“Yes, I voted for Lucy,” said Rollo. “I thought she would be the best.”

“And so did I,” said James and Henry.

Lucy looked down, and felt a little embarrassed at finding herself raised so suddenly to the dignity of regent; and she asked Mary what she was to do.

“O, walk along with them just as you would if you had not been chosen; only you will decide all the questions that come up, such as where you shall go, and how long you shall stay in the different places. The others may give you their opinions, if you ask them; but they must let you decide, and they must all submit to your decisions.”

“Well, come,” said Lucy; “we’ll go down the lane first.” So she took hold of Thanny’s hand, and walked along, the other children following. They passed through the great gate, and soon disappeared from Mary’s view.

They were gone two or three hours. At length, when the sun had nearly gone down, Mary heard voices in the front of the house. She left her back window, and went around to a front window to see. She found them returning, and all talking together with the greatest volubility. They had their baskets full of various commodities, and large bouquets of flowers and plants in their hands. They did not see Mary at the window, and as they all seemed to be good-natured and satisfied with their afternoon’s work, Mary did not speak to them; and so they passed along into the yard undisturbed. They proceeded immediately to the cabinet in the play room, and then began to take out their treasures from their baskets, and pockets, and handkerchiefs, and to spread them out upon the floor, and upon the bench. In a short time, the floor was covered with specimens of plants and minerals, with shells, and pebbles, and little papers of sand, and nuts, and birds’ nests which they had found deserted, and all sorts of wonders. The room was filled with the sound of their voices; questions, calls to one another, expressions of delight, exclamations of surprise, or of disappointment or pleasure. It was all,—“James, you are treading on my flowers!” “O Lucy, Lucy, see my toadstool!” “O, now my prettiest shell is broken!” “Move away a little, Rollo—I have not got room for all my pebbles”—“Where’s my silk worm? now where’s my silk worm?” “O Henry, give me some of your birch bark, do,”—and a hundred other similar ejaculations, all uttered together.
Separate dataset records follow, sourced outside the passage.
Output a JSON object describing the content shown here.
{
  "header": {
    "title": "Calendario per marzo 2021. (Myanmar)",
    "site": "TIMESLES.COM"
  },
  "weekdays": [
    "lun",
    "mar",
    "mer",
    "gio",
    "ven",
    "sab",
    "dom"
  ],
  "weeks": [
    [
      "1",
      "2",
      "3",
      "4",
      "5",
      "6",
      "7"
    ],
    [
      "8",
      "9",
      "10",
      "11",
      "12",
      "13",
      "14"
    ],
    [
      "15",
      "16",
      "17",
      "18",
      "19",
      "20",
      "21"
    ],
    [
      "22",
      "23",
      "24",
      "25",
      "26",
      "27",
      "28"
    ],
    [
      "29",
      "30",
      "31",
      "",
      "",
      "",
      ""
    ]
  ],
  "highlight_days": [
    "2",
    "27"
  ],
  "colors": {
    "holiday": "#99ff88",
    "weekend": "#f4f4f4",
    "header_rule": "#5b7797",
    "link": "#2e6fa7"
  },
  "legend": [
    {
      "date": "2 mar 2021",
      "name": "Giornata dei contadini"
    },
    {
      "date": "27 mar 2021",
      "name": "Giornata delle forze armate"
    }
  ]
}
They soon began, one and another, to put their curiosities into the cabinet,—and then it was, as the old phrase is, confusion worse confounded. Lucy had some discretion and forbearance, and kept a little back, looking, however, uneasy and distressed, and attempting in vain to get an opportunity to put some of her things in. The boys crowded around the cabinet, each attempting to put his own curiosities into the most conspicuous places, and arranging them over and over again, according as each one’s whims or fancies varied.

“O dear me,” said Rollo, “I wish you would not keep moving these pebbles away, Henry.”

“Why, you put them too far this way,” said Henry; “I want my shells to go here.”

“No,” replied Rollo, “put your shells down on the next shelf. James! James! take care; don’t touch that birds’ nest.”